ARTICLE | 31/03/2015 | Famille Chrétienne
Numéro 1942 | Par Luc Adrian
L’habitude de voir des crucifix ferait presque oublier le drame de la Croix.
Le Dr
François Giraud en rappelle la
réalité clinique insoutenable d’après ce qu’en dit le Linceul.
Qu’est-ce
qui vous a poussé à travailler sur la réalité humaine de la Passion ?
La Passion
est souvent abordée d’un point de vue religieux, historique, médical ou
technique… Mais l’aspect humain de ce drame est facilement négligé. Peut-être
sommes-nous tellement familiarisés avec les crucifix que ceux-ci ont perdu une
grande partie de leur pouvoir évocateur ? J’ai donc tenté de comprendre, à
partir des
leçons du Linceul, ce que Jésus a humainement senti dans son corps,
en me concentrant sur trois aspects de la Passion : la flagellation, la
crucifixion et l’agonie. C’est une expérience difficile, car la barbarie de cet
enchaînement de supplices met à mal les âmes sensibles.
Cela
commence donc par la flagellation ?
Pilate
essaie piteusement d’arracher Jésus à la sentence de mort en concédant une
flagellation. Il y en a trois sortes : la fustigation avec des roseaux (que subira
saint Paul) ; la flagellation à mort ; et la flagellation « courante », soit
comme châtiment, soit comme préambule à la crucifixion… Le fouet utilisé à cet
effet est le flagrum romain, dont les extrémités des
lanières sont garnies de petites boules de plomb.
Combien
de temps a-t-elle duré ?
Une bonne
dizaine de minutes. On a relevé sur le Linceul entre cent et cent vingt
impacts.
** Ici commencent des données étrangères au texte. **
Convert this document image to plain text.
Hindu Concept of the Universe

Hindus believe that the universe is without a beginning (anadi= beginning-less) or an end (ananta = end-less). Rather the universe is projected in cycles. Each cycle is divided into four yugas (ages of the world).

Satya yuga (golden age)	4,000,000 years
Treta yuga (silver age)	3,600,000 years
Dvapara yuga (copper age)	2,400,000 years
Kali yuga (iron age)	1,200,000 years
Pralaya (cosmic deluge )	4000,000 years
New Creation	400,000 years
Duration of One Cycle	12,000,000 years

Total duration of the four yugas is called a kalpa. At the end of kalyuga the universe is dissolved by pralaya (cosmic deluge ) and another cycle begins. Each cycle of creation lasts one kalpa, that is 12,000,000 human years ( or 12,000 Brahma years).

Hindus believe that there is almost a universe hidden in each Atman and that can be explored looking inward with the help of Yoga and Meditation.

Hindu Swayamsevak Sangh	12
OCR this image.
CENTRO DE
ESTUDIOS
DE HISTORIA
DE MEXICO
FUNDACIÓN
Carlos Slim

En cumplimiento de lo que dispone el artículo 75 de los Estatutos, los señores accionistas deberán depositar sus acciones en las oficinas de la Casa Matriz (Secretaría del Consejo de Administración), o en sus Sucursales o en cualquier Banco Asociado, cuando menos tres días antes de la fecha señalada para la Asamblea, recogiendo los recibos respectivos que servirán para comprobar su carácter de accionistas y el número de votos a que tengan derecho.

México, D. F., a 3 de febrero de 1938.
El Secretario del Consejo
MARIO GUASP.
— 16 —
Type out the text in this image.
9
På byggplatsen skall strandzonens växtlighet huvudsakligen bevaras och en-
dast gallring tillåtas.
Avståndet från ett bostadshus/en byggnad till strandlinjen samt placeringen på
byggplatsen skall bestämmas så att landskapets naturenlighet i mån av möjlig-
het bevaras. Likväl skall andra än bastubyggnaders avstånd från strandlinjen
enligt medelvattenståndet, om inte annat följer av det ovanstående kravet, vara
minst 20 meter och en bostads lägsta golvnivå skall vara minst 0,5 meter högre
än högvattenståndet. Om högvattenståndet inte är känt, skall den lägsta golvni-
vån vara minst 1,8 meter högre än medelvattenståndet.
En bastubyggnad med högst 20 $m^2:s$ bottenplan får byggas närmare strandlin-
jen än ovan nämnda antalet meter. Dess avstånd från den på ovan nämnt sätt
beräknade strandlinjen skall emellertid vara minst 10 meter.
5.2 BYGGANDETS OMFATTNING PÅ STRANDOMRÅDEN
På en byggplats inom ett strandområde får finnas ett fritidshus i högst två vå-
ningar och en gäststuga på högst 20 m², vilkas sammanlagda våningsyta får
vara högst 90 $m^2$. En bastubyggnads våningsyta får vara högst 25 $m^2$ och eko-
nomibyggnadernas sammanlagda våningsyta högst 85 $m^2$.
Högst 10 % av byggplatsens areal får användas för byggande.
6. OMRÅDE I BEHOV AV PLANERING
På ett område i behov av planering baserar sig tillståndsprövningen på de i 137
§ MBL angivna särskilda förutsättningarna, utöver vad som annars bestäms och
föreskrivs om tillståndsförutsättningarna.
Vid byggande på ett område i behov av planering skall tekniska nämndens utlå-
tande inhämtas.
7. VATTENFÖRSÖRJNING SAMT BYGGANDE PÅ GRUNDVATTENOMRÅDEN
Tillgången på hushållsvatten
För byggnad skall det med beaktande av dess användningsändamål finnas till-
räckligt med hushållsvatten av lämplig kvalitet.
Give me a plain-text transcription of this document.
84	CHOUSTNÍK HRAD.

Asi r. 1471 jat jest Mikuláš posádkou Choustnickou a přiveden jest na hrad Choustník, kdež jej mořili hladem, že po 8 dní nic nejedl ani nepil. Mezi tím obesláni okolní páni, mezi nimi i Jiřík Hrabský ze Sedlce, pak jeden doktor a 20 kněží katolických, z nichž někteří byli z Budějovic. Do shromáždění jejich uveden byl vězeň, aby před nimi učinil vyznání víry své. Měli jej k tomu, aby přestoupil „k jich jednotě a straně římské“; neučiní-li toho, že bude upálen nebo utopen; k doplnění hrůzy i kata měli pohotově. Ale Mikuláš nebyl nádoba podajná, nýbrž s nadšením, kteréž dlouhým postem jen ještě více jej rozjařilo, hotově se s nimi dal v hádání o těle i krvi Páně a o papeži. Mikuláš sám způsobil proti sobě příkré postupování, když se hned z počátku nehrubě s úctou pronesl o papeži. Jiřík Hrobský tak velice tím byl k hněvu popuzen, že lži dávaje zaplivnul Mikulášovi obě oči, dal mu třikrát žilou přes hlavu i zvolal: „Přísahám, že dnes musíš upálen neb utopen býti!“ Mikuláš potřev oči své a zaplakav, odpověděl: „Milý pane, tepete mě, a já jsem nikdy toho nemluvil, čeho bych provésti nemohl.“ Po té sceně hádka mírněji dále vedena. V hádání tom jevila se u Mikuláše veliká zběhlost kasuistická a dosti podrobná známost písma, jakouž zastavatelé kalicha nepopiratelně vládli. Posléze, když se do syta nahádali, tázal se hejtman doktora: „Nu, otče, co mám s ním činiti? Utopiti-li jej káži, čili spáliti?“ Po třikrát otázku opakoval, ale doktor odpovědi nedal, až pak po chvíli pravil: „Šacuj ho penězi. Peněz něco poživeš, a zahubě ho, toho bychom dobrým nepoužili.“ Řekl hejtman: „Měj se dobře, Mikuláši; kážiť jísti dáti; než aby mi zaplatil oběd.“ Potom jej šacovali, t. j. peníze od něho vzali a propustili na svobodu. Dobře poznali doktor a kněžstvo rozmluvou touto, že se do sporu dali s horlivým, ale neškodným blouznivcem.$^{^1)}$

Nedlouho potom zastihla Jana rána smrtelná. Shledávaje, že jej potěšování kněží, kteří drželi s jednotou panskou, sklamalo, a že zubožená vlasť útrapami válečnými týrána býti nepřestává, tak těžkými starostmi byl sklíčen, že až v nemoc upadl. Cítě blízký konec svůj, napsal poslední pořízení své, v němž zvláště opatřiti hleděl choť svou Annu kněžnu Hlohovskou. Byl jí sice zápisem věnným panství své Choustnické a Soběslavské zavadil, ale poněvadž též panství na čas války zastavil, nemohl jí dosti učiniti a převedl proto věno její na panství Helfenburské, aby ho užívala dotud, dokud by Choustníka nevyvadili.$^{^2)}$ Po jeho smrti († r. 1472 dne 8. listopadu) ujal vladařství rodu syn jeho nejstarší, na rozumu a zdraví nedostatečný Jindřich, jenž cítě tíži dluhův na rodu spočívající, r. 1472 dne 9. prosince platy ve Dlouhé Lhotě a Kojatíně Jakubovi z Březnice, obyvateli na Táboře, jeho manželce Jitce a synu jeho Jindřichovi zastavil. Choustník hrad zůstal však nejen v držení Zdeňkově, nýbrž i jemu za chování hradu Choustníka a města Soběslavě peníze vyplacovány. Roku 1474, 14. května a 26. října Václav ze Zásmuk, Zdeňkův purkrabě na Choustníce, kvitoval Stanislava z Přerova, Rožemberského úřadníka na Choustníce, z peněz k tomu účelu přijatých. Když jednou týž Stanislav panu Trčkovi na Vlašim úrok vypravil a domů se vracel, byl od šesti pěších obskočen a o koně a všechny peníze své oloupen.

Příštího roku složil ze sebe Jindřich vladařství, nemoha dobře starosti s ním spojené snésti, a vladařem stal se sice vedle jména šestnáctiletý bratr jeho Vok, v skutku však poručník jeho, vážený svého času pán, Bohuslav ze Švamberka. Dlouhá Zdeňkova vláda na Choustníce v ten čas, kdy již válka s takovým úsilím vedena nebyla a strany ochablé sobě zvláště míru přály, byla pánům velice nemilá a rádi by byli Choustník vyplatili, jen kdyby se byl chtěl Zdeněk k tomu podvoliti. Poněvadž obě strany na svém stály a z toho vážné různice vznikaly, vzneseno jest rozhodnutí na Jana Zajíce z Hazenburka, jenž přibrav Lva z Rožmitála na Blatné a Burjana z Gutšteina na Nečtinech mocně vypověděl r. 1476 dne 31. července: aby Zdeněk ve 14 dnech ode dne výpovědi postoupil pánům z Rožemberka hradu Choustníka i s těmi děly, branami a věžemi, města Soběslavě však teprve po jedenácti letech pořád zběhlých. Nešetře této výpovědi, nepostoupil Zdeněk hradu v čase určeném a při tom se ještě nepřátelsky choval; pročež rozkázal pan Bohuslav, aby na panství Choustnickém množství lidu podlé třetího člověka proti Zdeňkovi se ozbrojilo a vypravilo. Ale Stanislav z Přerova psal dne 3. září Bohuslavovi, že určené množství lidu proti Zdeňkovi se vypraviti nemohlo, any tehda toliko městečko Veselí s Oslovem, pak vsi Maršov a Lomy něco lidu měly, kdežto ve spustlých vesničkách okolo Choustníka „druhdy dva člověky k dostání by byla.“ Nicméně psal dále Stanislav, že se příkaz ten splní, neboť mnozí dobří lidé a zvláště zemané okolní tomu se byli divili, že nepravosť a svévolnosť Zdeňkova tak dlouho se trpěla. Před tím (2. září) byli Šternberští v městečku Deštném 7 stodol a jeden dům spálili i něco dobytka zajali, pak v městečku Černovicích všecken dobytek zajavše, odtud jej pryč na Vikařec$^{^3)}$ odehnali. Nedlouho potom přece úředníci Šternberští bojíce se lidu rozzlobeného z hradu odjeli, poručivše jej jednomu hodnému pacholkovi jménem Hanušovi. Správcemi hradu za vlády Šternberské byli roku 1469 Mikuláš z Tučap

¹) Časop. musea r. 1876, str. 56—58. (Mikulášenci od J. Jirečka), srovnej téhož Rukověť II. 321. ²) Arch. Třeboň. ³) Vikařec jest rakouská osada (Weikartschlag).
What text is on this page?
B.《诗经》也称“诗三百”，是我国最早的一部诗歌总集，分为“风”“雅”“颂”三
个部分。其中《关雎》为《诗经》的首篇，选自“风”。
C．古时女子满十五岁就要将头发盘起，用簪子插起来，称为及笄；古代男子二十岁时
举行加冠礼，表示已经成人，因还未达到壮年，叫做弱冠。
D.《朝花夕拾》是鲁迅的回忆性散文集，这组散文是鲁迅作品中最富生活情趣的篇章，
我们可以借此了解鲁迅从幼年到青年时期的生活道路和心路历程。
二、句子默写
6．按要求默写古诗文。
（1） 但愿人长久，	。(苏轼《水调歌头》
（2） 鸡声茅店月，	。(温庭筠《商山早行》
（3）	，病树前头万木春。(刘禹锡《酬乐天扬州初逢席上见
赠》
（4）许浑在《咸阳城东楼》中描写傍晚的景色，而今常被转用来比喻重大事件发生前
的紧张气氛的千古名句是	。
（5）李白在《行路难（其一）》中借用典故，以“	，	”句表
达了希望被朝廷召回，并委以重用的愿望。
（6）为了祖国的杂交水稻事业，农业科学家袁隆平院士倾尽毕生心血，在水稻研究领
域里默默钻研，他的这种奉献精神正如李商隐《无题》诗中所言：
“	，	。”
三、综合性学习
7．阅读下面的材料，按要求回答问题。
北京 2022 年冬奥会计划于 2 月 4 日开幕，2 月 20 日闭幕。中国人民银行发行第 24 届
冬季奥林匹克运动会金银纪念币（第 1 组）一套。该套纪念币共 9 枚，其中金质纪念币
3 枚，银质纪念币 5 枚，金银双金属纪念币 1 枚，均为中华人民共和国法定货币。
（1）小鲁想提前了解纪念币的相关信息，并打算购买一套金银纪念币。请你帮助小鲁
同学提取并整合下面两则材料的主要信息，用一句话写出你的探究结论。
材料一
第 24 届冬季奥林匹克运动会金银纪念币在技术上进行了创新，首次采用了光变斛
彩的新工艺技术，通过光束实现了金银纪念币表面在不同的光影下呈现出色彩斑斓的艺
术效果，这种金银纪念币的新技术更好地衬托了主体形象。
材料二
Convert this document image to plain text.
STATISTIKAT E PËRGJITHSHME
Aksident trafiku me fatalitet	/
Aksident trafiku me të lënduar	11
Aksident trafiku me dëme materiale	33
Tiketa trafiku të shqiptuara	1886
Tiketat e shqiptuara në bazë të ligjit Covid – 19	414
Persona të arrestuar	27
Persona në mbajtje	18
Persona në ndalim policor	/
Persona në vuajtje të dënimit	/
Comme les traces semblent montrer qu’il y avait probablement deux
lanières par fouet, la victime a donc reçu cinquante-cinq coups de fouet en dix
minutes, soit cinq à six coups par minute : à peu près un toutes les dix
secondes.
Comment
« encaisser » cela ?
L’énergie
encaissée par Jésus serait de l’ordre de 4 000 joules, celle d’un automobiliste
roulant à 90 km/h
et faisant de cinq à six tonneaux… La flagellation est un traumatisme majeur
qui laisse la victime assommée, car elle vient de recevoir deux fois par minute
une énergie suffisante pour la mettre KO à chaque fois.
Jésus est
donc déjà physiquement anéanti ?
Oui. Il est en
état de choc, à la limite de pouvoir marcher. C’est probablement pendant les
dix à quinze minutes de la triste mascarade du couronnement d’épines qu’Il a pu
récupérer un peu, Lui permettant de reparaître, pitoyable mais debout, aux
côtés de Pilate. Les peintures montrant l’Ecce Homo sont d’aimables plaisanteries à côté
de la pauvre loque humaine que nous montre Mel Gibson dans son film La
Passion du Christ, seule représentation à peu près crédible de
cet effroyable châtiment.
Sans
parler des traumatismes internes ?
Ils sont
bien plus redoutables. Les poumons et le cœur ont été fortement contusionnés ;
il y a un épanchement liquidien dans la plèvre et dans le péricarde : en clair,
tous les mouvements respiratoires et les battements cardiaques sont très
douloureux et insuffisamment efficaces. Les reins sont commotionnés, entraînant
l’organisme de Jésus dans une acidose aux conséquences rapidement mortelles. En
bref, il est déjà moribond. Les heures qui lui restent à vivre se comptent sur
les doigts d’une main.
Il perd
du sang ?
Énormément !
En plus de l’hémorragie des plaies de la flagellation, il y a celle du
couronnement d’épines – le scalp saigne toujours beaucoup. Et celle, moins
visible mais tout aussi redoutable, des cent dix hématomes. On peut estimer la
perte à près de deux litres de sang (nous n’en avons que cinq). Une telle
spoliation sanguine aussi rapide rend improbable la possibilité de franchir les
500 à 700 mètres
qui séparent la forteresse Antonia, où a eu lieu la flagellation, du Golgotha.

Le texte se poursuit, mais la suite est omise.